Only if you have a REALLY good singer. Which 90 percent of every day bands do not have. Strained, pitchy, and every other vocal malady under the sun ... nope, bad lead vocals way up on top is exactly what makes many bands sound so unprofessional.
 

JPF

Member
Messages
8,733
Tell it to Mike Campbell, Martin Barre, Mark Knopfler, etc. They know how to hold back, drive, create tensio, release. Sometimes less wanking is more guitar.
 

eddie knuckles

Gold Supporting Member
Messages
1,683
I played in a pop country cover band for 6 years. The "song" is the self interpretation of the performer's role - whatever instrument is played (even double bass drums). I would have my "necessary riffs" for those points and such, but when it comes time for improv, maybe 4 bars, or even half - (an 8-count) and back to the song.

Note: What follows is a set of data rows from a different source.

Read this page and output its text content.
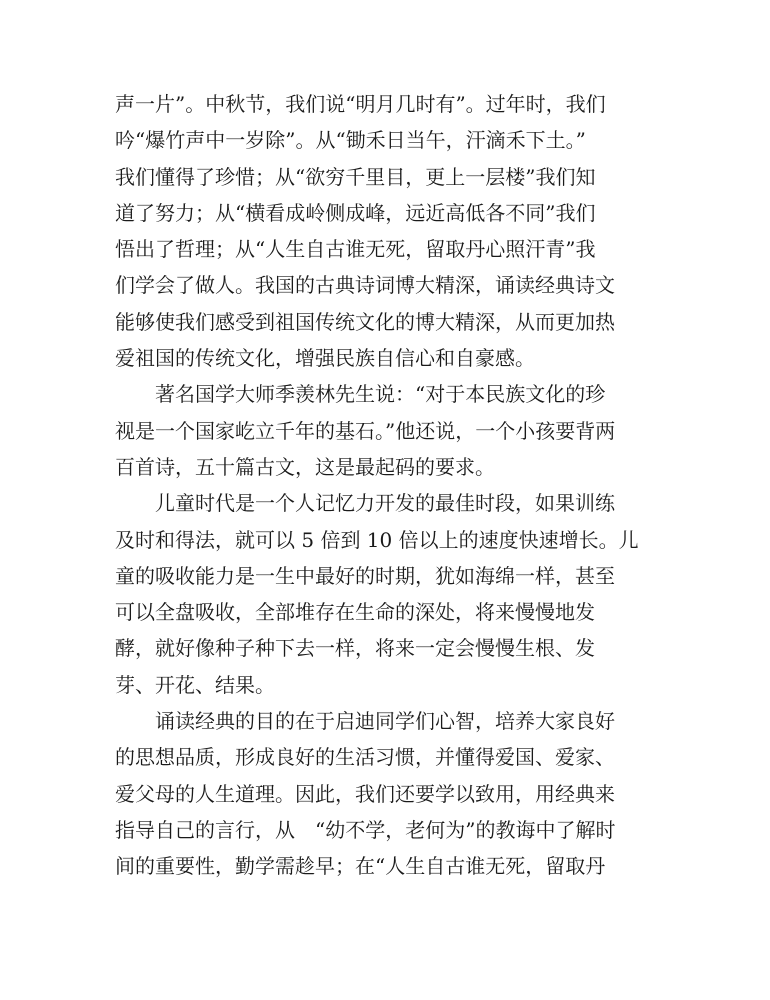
声一片”。中秋节，我们说“明月几时有”。过年时，我们
吟“爆竹声中一岁除”。从“锄禾日当午，汗滴禾下土。”
我们懂得了珍惜；从“欲穷千里目，更上一层楼”我们知
道了努力；从“横看成岭侧成峰，远近高低各不同”我们
悟出了哲理；从“人生自古谁无死，留取丹心照汗青”我
们学会了做人。我国的古典诗词博大精深，诵读经典诗文
能够使我们感受到祖国传统文化的博大精深，从而更加热
爱祖国的传统文化，增强民族自信心和自豪感。
　　著名国学大师季羡林先生说：“对于本民族文化的珍
视是一个国家屹立千年的基石。”他还说，一个小孩要背两
百首诗，五十篇古文，这是最起码的要求。
　　儿童时代是一个人记忆力开发的最佳时段，如果训练
及时和得法，就可以 5 倍到 10 倍以上的速度快速增长。儿
童的吸收能力是一生中最好的时期，犹如海绵一样，甚至
可以全盘吸收，全部堆存在生命的深处，将来慢慢地发
酵，就好像种子种下去一样，将来一定会慢慢生根、发
芽、开花、结果。
　　诵读经典的目的在于启迪同学们心智，培养大家良好
的思想品质，形成良好的生活习惯，并懂得爱国、爱家、
爱父母的人生道理。因此，我们还要学以致用，用经典来
指导自己的言行，从　“幼不学，老何为”的教诲中了解时
间的重要性，勤学需趁早；在“人生自古谁无死，留取丹
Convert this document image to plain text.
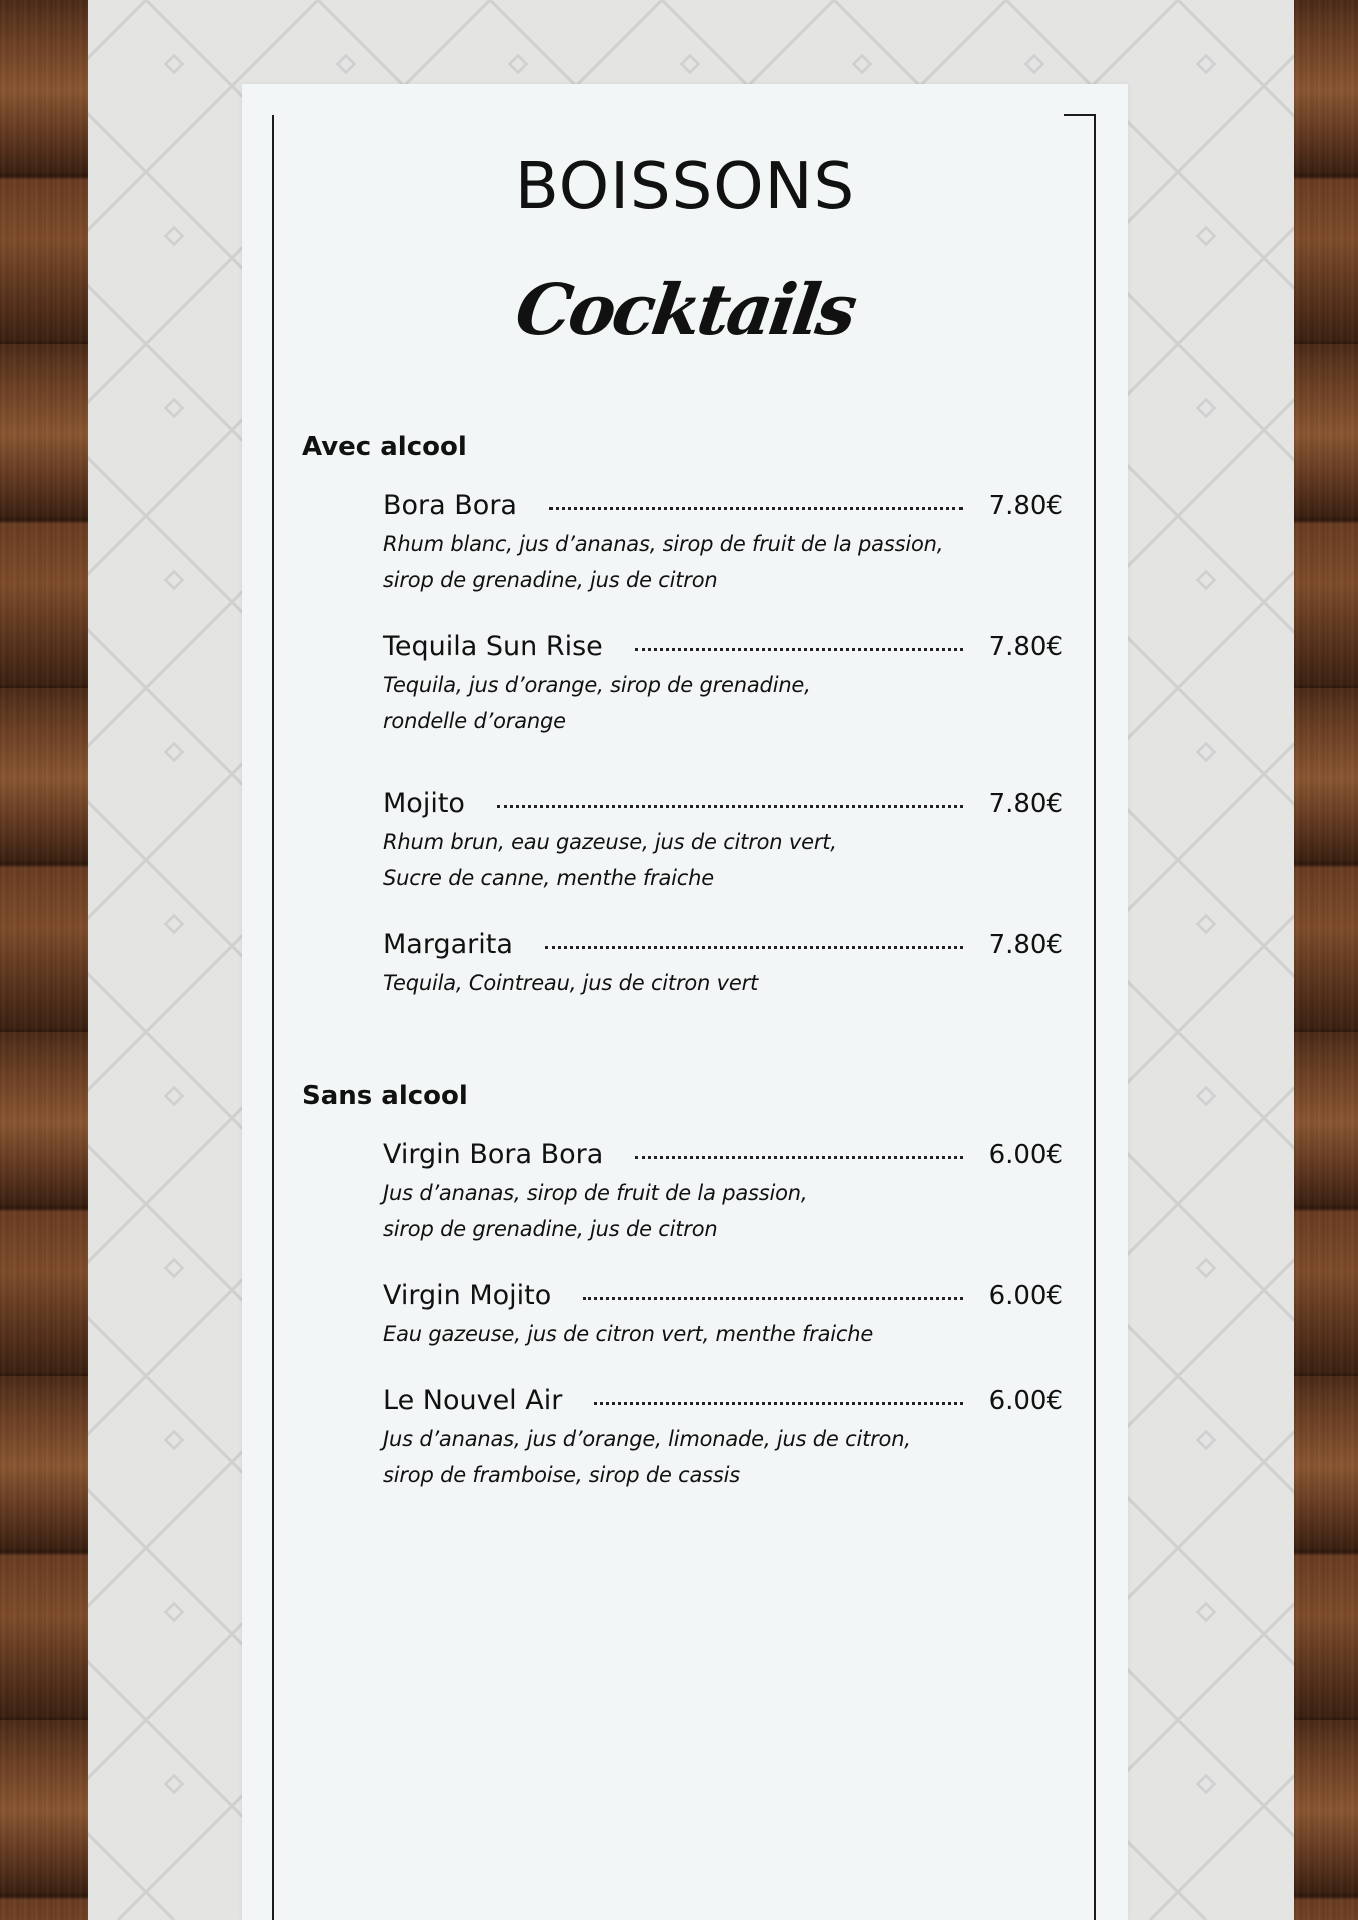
BOISSONS
Cocktails
Avec alcool
Bora Bora	7.80€
Rhum blanc, jus d’ananas, sirop de fruit de la passion,
sirop de grenadine, jus de citron
Tequila Sun Rise	7.80€
Tequila, jus d’orange, sirop de grenadine,
rondelle d’orange
Mojito	7.80€
Rhum brun, eau gazeuse, jus de citron vert,
Sucre de canne, menthe fraiche
Margarita	7.80€
Tequila, Cointreau, jus de citron vert
Sans alcool
Virgin Bora Bora	6.00€
Jus d’ananas, sirop de fruit de la passion,
sirop de grenadine, jus de citron
Virgin Mojito	6.00€
Eau gazeuse, jus de citron vert, menthe fraiche
Le Nouvel Air	6.00€
Jus d’ananas, jus d’orange, limonade, jus de citron,
sirop de framboise, sirop de cassis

Better say something cool when you have NO time to do anything but tear off the roof quickly- it is a neat challenge, as it forces you to focus on saying something, and NOT wanking. I find some great statement riffs that way...
 

phil_m

How did this get here? I'm not good at computer.
Gold Supporting Member
Messages
11,849
Fender sold more guitars this year than any other year in its history...
 

Atmospheric

Member
Messages
3,586
Distorted shred guitar has become a very cliched thing to drop into a song. Case in point, Alicia Keys at the most recent Grammys. She went out of her way to do 8 bars or so of two-hand tap shred guitar that was completely gratuitous. It didn't support the song in any discernible way. It most certainly did enhance her "hey look at me I'm a musical genius" cred. I mean she did actually play the part.

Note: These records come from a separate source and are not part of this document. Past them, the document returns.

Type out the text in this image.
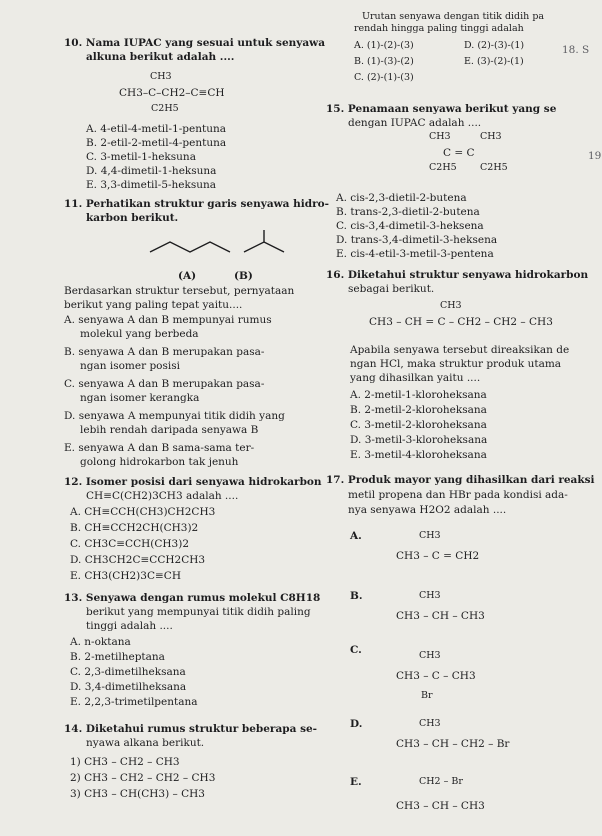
10. Nama IUPAC yang sesuai untuk senyawa
alkuna berikut adalah ....
CH3
CH3–C–CH2–C≡CH
C2H5
A. 4-etil-4-metil-1-pentuna
B. 2-etil-2-metil-4-pentuna
C. 3-metil-1-heksuna
D. 4,4-dimetil-1-heksuna
E. 3,3-dimetil-5-heksuna
11. Perhatikan struktur garis senyawa hidro-
karbon berikut.
(A)	(B)
Berdasarkan struktur tersebut, pernyataan
berikut yang paling tepat yaitu....
A. senyawa A dan B mempunyai rumus
molekul yang berbeda
B. senyawa A dan B merupakan pasa-
ngan isomer posisi
C. senyawa A dan B merupakan pasa-
ngan isomer kerangka
D. senyawa A mempunyai titik didih yang
lebih rendah daripada senyawa B
E. senyawa A dan B sama-sama ter-
golong hidrokarbon tak jenuh
12. Isomer posisi dari senyawa hidrokarbon
CH≡C(CH2)3CH3 adalah ....
A. CH≡CCH(CH3)CH2CH3
B. CH≡CCH2CH(CH3)2
C. CH3C≡CCH(CH3)2
D. CH3CH2C≡CCH2CH3
E. CH3(CH2)3C≡CH
13. Senyawa dengan rumus molekul C8H18
berikut yang mempunyai titik didih paling
tinggi adalah ....
A. n-oktana
B. 2-metilheptana
C. 2,3-dimetilheksana
D. 3,4-dimetilheksana
E. 2,2,3-trimetilpentana
14. Diketahui rumus struktur beberapa se-
nyawa alkana berikut.
1) CH3 – CH2 – CH3
2) CH3 – CH2 – CH2 – CH3
3) CH3 – CH(CH3) – CH3
Urutan senyawa dengan titik didih pa
rendah hingga paling tinggi adalah
A. (1)-(2)-(3)
B. (1)-(3)-(2)
C. (2)-(1)-(3)
D. (2)-(3)-(1)
E. (3)-(2)-(1)
18. S
19
15. Penamaan senyawa berikut yang se
dengan IUPAC adalah ....
CH3	CH3
C = C
C2H5 C2H5
A. cis-2,3-dietil-2-butena
B. trans-2,3-dietil-2-butena
C. cis-3,4-dimetil-3-heksena
D. trans-3,4-dimetil-3-heksena
E. cis-4-etil-3-metil-3-pentena
16. Diketahui struktur senyawa hidrokarbon
sebagai berikut.
CH3
CH3 – CH = C – CH2 – CH2 – CH3
Apabila senyawa tersebut direaksikan de
ngan HCl, maka struktur produk utama
yang dihasilkan yaitu ....
A. 2-metil-1-kloroheksana
B. 2-metil-2-kloroheksana
C. 3-metil-2-kloroheksana
D. 3-metil-3-kloroheksana
E. 3-metil-4-kloroheksana
17. Produk mayor yang dihasilkan dari reaksi
metil propena dan HBr pada kondisi ada-
nya senyawa H2O2 adalah ....
A.	CH3
CH3 – C = CH2
B.	CH3
CH3 – CH – CH3
C.	CH3
CH3 – C – CH3
Br
D.	CH3
CH3 – CH – CH2 – Br
E.	CH2 – Br
CH3 – CH – CH3
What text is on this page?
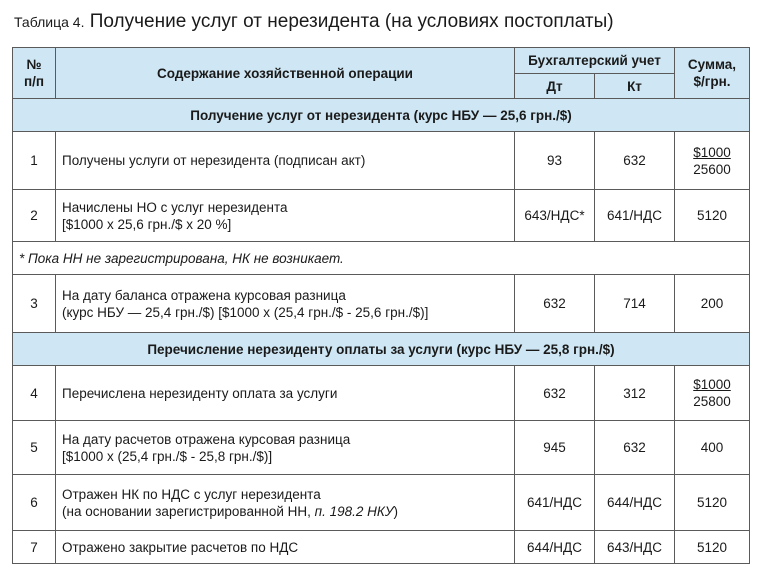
Таблица 4. Получение услуг от нерезидента (на условиях постоплаты)
№ п/п	Содержание хозяйственной операции	Бухгалтерский учет		Сумма, $/грн.
		Дт	Кт	
Получение услуг от нерезидента (курс НБУ — 25,6 грн./$)				
1	Получены услуги от нерезидента (подписан акт)	93	632	$1000
25600

2	Начислены НО с услуг нерезидента
[$1000 x 25,6 грн./$ x 20 %]	643/НДС*	641/НДС	5120
* Пока НН не зарегистрирована, НК не возникает.				
3	На дату баланса отражена курсовая разница
(курс НБУ — 25,4 грн./$) [$1000 x (25,4 грн./$ - 25,6 грн./$)]	632	714	200
Перечисление нерезиденту оплаты за услуги (курс НБУ — 25,8 грн./$)				
4	Перечислена нерезиденту оплата за услуги	632	312	$1000
25800

5	На дату расчетов отражена курсовая разница
[$1000 x (25,4 грн./$ - 25,8 грн./$)]	945	632	400
6	Отражен НК по НДС с услуг нерезидента
(на основании зарегистрированной НН, п. 198.2 НКУ)	641/НДС	644/НДС	5120
7	Отражено закрытие расчетов по НДС	644/НДС	643/НДС	5120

A lot of the most popular music in our culture is long on spectacle and short on meaning. Distorted shred guitar fits right in even if the artist is otherwise someone you might not associate with it.

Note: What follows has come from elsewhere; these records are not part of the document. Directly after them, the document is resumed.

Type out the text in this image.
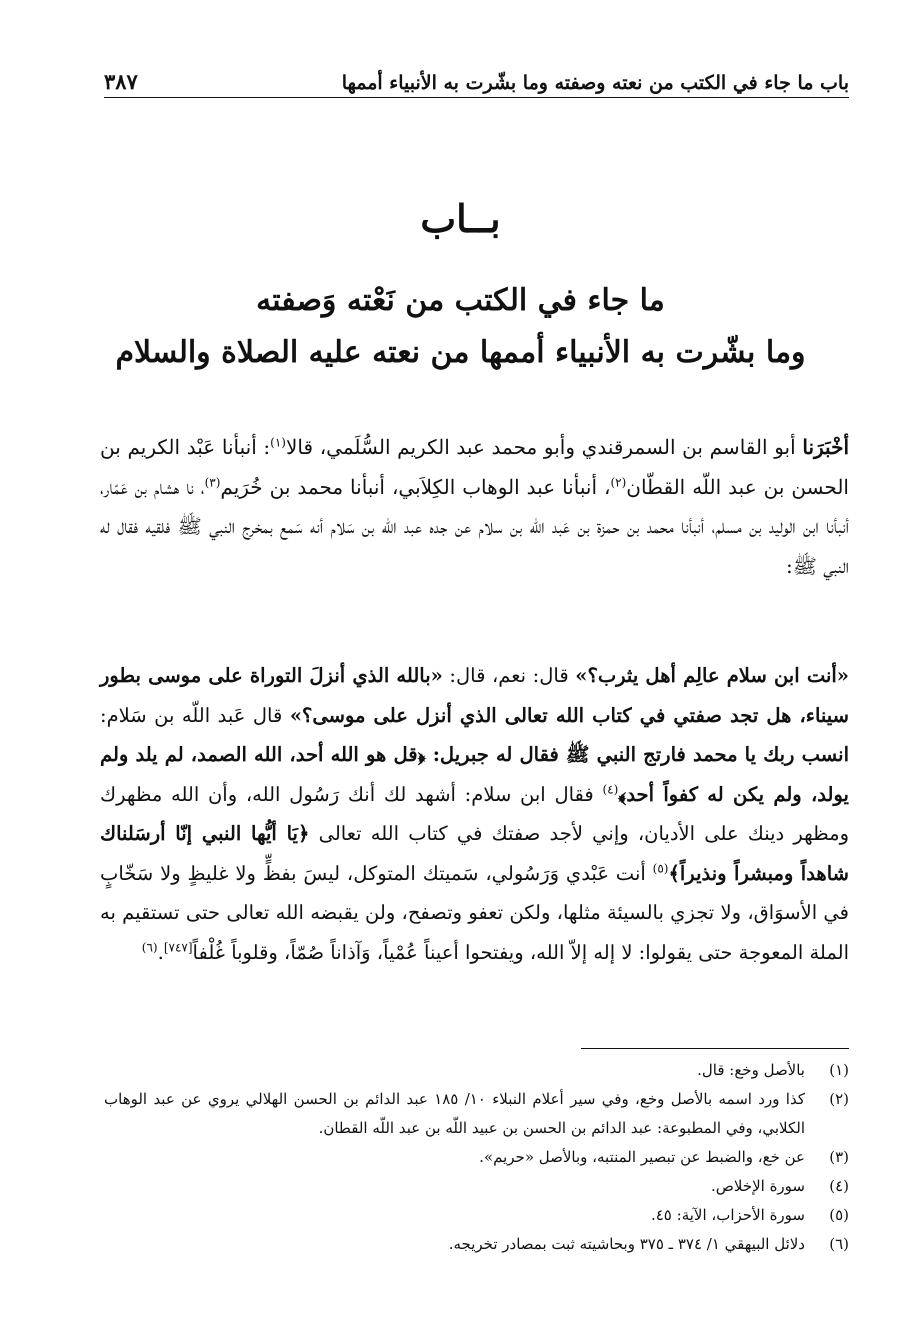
باب ما جاء في الكتب من نعته وصفته وما بشّرت به الأنبياء أممها
٣٨٧
بــاب
ما جاء في الكتب من نَعْته وَصفته
وما بشّرت به الأنبياء أممها من نعته عليه الصلاة والسلام

أخْبَرَنا أبو القاسم بن السمرقندي وأبو محمد عبد الكريم السُّلَمي، قالا$^{(١)}$: أنبأنا عَبْد الكريم بن الحسن بن عبد اللّه القطّان$^{(٢)}$، أنبأنا عبد الوهاب الكِلاَبي، أنبأنا محمد بن خُرَيم$^{(٣)}$، نا هشام بن عَمّار، أنبأنا ابن الوليد بن مسلم، أنبأنا محمد بن حمزة بن عَبد اللّه بن سلام عن جده عبد اللّه بن سَلام أنه سَمع بمخرج النبي ﷺ فلقيه فقال له النبي ﷺ:

«أنت ابن سلام عالِم أهل يثرب؟» قال: نعم، قال: «بالله الذي أنزلَ التوراة على موسى بطور سيناء، هل تجد صفتي في كتاب الله تعالى الذي أنزل على موسى؟» قال عَبد اللّه بن سَلام: انسب ربك يا محمد فارتج النبي ﷺ فقال له جبريل: ﴿قل هو الله أحد، الله الصمد، لم يلد ولم يولد، ولم يكن له كفواً أحد﴾$^{(٤)}$ فقال ابن سلام: أشهد لك أنك رَسُول الله، وأن الله مظهرك ومظهر دينك على الأديان، وإني لأجد صفتك في كتاب الله تعالى ﴿يَا أيُّها النبي إنّا أرسَلناك شاهداً ومبشراً ونذيراً﴾$^{(٥)}$ أنت عَبْدي وَرَسُولي، سَميتك المتوكل، ليسَ بفظٍّ ولا غليظٍ ولا سَخّابٍ في الأسوَاق، ولا تجزي بالسيئة مثلها، ولكن تعفو وتصفح، ولن يقبضه الله تعالى حتى تستقيم به الملة المعوجة حتى يقولوا: لا إله إلاّ الله، ويفتحوا أعيناً عُمْياً، وَآذاناً صُمّاً، وقلوباً غُلْفاً[٧٤٧].$^{(٦)}$

(١)
بالأصل وخع: قال.
(٢)
كذا ورد اسمه بالأصل وخع، وفي سير أعلام النبلاء ١٠/ ١٨٥ عبد الدائم بن الحسن الهلالي يروي عن عبد الوهاب الكلابي، وفي المطبوعة: عبد الدائم بن الحسن بن عبيد اللّه بن عبد اللّه القطان.
(٣)
عن خع، والضبط عن تبصير المنتبه، وبالأصل «حريم».
(٤)
سورة الإخلاص.
(٥)
سورة الأحزاب، الآية: ٤٥.
(٦)
دلائل البيهقي ١/ ٣٧٤ ـ ٣٧٥ وبحاشيته ثبت بمصادر تخريجه.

Michael Jackson is another such example. I thought Orianthi's scenes in This Is It were painful to watch. MJ kept trying to tell her what he wanted but she was incapable of delivering ("go high"). If she weren't an attractive female, MJ would no doubt have hired someone who could deliver what he wanted.

So distorted shred guitar is great for spectacle based music. It's a cliche.